RADIO ANNOUNCER: "This is an activation of the Amber Alert system at the request of the Arlington Police Department. Arlington police say a child, a two month-old female baby has been kidnapped."

When a child under 18 years of age is abducted, local radio stations broadcast special "alerts."

RADIO ANNOUNCER: "Police believe the victim was abducted by her babysitter." A white female 42 years of age, five foot three [1.6 meters], 135 pounds [61 kilograms], with black hair, brown eyes, and driving a turquoise 1993 Ford Ranger Splash pickup truck…"

Robert Hover, with the National Center for Missing and Exploited Children, says the alert has expanded. "Now we use the Internet, radio, we use television, the department of transportation, the roadway signs, lottery machines, we send out alerts to truckers -- to the trucking industry. There are a variety of ways and any new technology that comes up we try to embrace that technology to get that information out."

And that now includes distributing Amber Alerts through MySpace.com, the popular networking site. Whenever an an Amber Alert is issued, the information will be relayed to every MySpace user who lives in the same zip code as the missing child.

Police Officer Brian Johnson believes this will play a key role in locating missing children. "The more people that see it, the more likely that somebody is going to recognize the people that they see and give me a call."

The National Center for Missing and Exploited Children has been assisting law enforcement agencies with missing child cases since long before Amber Alerts went into effect. Established in 1984, the center's mission is to help prevent child abduction and sexual exploitation and to help find missing children.

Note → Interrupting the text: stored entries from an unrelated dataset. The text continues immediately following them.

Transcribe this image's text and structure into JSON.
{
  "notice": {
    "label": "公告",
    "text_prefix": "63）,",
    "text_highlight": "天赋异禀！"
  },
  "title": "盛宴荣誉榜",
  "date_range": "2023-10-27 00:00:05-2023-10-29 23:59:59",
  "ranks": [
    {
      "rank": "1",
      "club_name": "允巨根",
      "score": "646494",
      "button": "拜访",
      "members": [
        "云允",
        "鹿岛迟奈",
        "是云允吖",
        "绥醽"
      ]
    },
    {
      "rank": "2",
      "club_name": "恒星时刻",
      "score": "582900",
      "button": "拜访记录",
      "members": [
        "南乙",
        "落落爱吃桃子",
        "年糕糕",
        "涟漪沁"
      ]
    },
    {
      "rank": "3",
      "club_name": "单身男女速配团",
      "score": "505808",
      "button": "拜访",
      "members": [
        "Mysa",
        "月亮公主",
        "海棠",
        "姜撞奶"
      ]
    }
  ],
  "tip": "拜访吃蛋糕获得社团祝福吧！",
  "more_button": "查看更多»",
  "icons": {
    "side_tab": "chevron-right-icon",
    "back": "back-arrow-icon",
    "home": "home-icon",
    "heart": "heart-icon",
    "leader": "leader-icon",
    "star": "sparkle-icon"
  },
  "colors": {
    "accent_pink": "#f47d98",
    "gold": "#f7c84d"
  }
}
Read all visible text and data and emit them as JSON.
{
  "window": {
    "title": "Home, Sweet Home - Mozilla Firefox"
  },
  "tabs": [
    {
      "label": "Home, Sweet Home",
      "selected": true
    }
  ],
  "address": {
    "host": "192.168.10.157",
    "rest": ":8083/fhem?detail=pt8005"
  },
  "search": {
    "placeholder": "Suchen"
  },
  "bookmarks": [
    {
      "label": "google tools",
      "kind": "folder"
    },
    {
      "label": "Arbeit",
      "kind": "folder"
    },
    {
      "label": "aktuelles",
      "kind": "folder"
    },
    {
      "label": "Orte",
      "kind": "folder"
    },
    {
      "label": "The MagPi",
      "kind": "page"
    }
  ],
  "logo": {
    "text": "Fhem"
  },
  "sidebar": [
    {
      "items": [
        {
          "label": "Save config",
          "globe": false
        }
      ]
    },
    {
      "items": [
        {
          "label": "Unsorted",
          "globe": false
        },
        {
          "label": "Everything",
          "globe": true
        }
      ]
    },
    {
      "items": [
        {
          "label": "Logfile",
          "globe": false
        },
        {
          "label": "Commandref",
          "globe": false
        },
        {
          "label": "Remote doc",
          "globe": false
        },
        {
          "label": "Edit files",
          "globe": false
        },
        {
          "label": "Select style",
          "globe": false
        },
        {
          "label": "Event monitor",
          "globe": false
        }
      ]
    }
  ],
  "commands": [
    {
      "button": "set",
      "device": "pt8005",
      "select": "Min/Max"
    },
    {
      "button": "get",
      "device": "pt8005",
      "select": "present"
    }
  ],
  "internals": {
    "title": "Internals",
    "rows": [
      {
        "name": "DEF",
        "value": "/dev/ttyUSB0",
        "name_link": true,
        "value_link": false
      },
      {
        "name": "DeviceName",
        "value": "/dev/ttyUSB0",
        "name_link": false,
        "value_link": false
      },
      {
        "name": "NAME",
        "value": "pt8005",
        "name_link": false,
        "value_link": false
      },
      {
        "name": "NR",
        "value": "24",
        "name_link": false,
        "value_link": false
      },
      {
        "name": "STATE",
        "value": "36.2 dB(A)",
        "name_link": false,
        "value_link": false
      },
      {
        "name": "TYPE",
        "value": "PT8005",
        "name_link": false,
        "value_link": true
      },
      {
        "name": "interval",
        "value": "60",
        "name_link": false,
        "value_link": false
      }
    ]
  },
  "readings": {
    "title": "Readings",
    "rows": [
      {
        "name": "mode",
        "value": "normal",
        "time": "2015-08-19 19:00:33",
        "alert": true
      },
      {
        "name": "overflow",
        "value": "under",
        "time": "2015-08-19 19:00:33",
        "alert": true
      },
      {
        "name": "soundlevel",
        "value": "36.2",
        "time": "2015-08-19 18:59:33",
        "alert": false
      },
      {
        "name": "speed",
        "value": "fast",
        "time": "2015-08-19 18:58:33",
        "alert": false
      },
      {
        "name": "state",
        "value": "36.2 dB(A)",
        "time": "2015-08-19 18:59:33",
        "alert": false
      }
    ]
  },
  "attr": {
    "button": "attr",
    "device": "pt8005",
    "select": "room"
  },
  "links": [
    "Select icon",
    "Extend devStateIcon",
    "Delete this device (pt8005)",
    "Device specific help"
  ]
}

Hover says there are many reasons children are abducted. "You have everything from infant abductions to family abductions, non-family abductions. Sometimes it is a family dispute where one parent wants to take the child from the other parent. There could be custody disputes. There are many non-family situations where there are sexual motivations, where people are looking to sexually exploit the child.  There are a whole variety of reasons why somebody would actually abduct the child."

Robert Hover says the center's search for abducted children can now extend around the globe. "We have a sister agency that is referred to as the International Centre for Missing and Exploited Children and globally they have offices all around the world."

Since its inception, the National Center has helped police find more than 100,000 children. The Amber Alert system has perhaps most of all helped to raise the public's consciousness about this serious and worldwide problem.